Professor Waxes Philosophical on Online Intimacy
In the course of researching his new book about cyber sex and online relationships, Haifa University philosophy professor Aaron Ben-Ze’ev came across a couple who had reached an unusual understanding.
The husband discovered that his wife was having cyber affairs. She and her virtual partners would exchange amorous (and sexually explicit) messages on the Internet, and he began to worry that her virtual desires might end up leading to real-life attractions to these dot-com Don Juans.
The husband laid down a rule. “Okay,” he said. “You can have cybersex with somebody, but not more than twice with the same person.”
Is it considered adultery to have a one-time cyberfling with a stranger?
What do you say to your husband when he spends more time with some cyberfloozy whom he met in a chat room than he spends with you? Have you ever caught your wife stroking her keypad late at night when she thought you were asleep?
Virtual sex and other forms of Internet intimacy have serious implications — sometimes leading to dire consequences. Their prevalence has prompted some to think seriously about the moral and religious implications of new technology. Ben-Ze’ev, author of “The Subtlety of Emotions,” examines these questions in “Love Online: Emotions on the Internet” (Cambridge, 2004).
Ben-Ze’ev, who says he has been happily married for 19 years, has never been a party to cyber flirtations or flings. He began thinking about such things in 2001, when Oranim College in Tivon, near Haifa, asked him to give a lecture about the emotional implications of Internet usage. Ever since, he has been examining literature about the psychological and emotional effects the Internet has on its users. He drew most of his conclusions from this extensive research, as well as several cybercouples. Heavily peppered with adages and quotes drawn from personal ads, celebrities, literary icons and others — among them Mae West, Zsa Zsa Gabor, Mark Twain, Goethe, Steve Martin and Yogi Berra — his decidedly secular book explores current practices in Israel, the United States and continental Europe.
While many find it exciting, online intimacy has its dangers.
“Internet affairs are a new toy that the human race has not yet learned how to play with,” Ben-Ze’ev told the Forward. Just as “drugs artificially stimulate, cybersex stimulates pleasure in the mind. Both are very dangerous,” he said, adding that the temptations of the Internet are ignited by four factors: imagination, availability, interactivity and anonymity.
This anonymity often elicits dishonesty. “According to one survey, 48% of people admitted to changing their age occasionally,” Ben-Ze’ev said. Almost 40% admitted that they sometimes changed their race, and 5% claimed to have changed their gender.

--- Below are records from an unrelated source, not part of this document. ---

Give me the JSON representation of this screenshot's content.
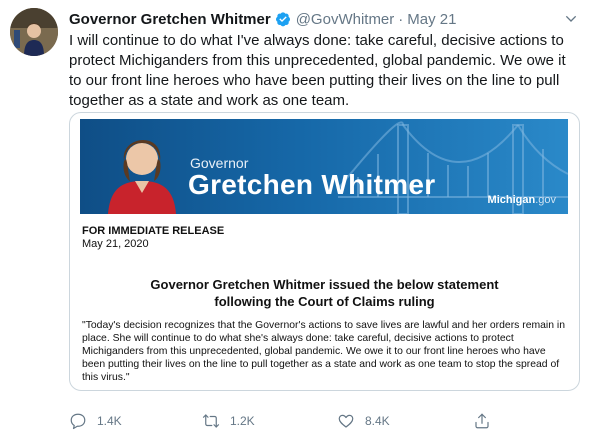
{
  "author": {
    "name": "Governor Gretchen Whitmer",
    "handle": "@GovWhitmer",
    "separator": "·",
    "date": "May 21"
  },
  "tweet": {
    "text": "I will continue to do what I've always done: take careful, decisive actions to protect Michiganders from this unprecedented, global pandemic. We owe it to our front line heroes who have been putting their lives on the line to pull together as a state and work as one team."
  },
  "card": {
    "banner": {
      "small_title": "Governor",
      "big_title": "Gretchen Whitmer",
      "logo_main": "Michigan",
      "logo_suffix": ".gov"
    },
    "release_label": "FOR IMMEDIATE RELEASE",
    "release_date": "May 21, 2020",
    "statement_title_line1": "Governor Gretchen Whitmer issued the below statement",
    "statement_title_line2": "following the Court of Claims ruling",
    "quote": "\"Today's decision recognizes that the Governor's actions to save lives are lawful and her orders remain in place. She will continue to do what she's always done: take careful, decisive actions to protect Michiganders from this unprecedented, global pandemic. We owe it to our front line heroes who have been putting their lives on the line to pull together as a state and work as one team to stop the spread of this virus.\""
  },
  "actions": {
    "replies": "1.4K",
    "retweets": "1.2K",
    "likes": "8.4K"
  },
  "icons": {
    "verified": "verified-badge-icon",
    "caret": "chevron-down-icon",
    "reply": "reply-icon",
    "retweet": "retweet-icon",
    "like": "heart-icon",
    "share": "share-icon"
  },
  "colors": {
    "verified_blue": "#1da1f2",
    "meta_gray": "#657786",
    "banner_blue": "#1668a8"
  }
}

But, Ben-Ze’ev said, such lies can only last so long. Ben-Ze’ev cited a flowering cyber-relationship that was cut short when one partner made a confession: “He” was a woman.
The online partner was devastated, writing, “How can you deceive me in this manner?” The two did not speak until a few days later, when the unmasked cyberlover received an e-mail. “I have something to confess,” it said. “I am not a woman. I am a man.” The two eventually married.
Yet the communication between online lovers, Ben-Ze’ev noted, is often more profound and honest than in their other relationships.
He discovered that, when a sincere bond has taken hold, the emotional attachments people form to online lovers sometimes trump their feelings for their real-life partners. The author spoke with a married woman who was devastated to find that her husband thought his cyber partner was “the most intelligent woman he’s ever talked to.” Ben-Ze’ev quoted a man who fantasized about his cyber partners when making love to his wife.
There is also the danger that online relationships can lead to offline relationships, making their way into real-life romances.
Ben-Ze’ev cited the Jewish state as an example. “Israel is a small country,” he said. “When your online partner is a few miles away, [the temptation] to meet them face-to-face” is huge.
Ben-Ze’ev is not the only Jewish thinker who has set his mind to work on the problem of the Internet’s lascivious underbelly.
In January, the Israeli newspaper Yediot Ahronot reported that Shlomo Eliahu, chief rabbi of Safed, had come up with a prayer to protect pious Jews from the temptations of the Internet. “Please God, help me cleanse the computer of viruses and evil photographs that disturb and ruin my work, so that I shall be able to cleanse myself,” the prayer reads.
Eliahu says he came up with the prayer after being inundated by requests from Orthodox Jews who claimed that Internet smut was becoming a problem in their families.
Ben-Ze’ev has not, himself, encountered many observant Jews ensconced in the world of cybersex. While some of the people he interviewed for his book were strictly observant Jews, most were not. But he said that Eliahu’s prayer showed the problem existed, and he found the prayer encouraging.
“Praying before going on the Internet is much better than forbidding people to go on the Internet,” Ben-Ze’ev said. He added that the Internet “is such a useful, efficient tool nowadays; there is no way to go against it. Any prayer may help.”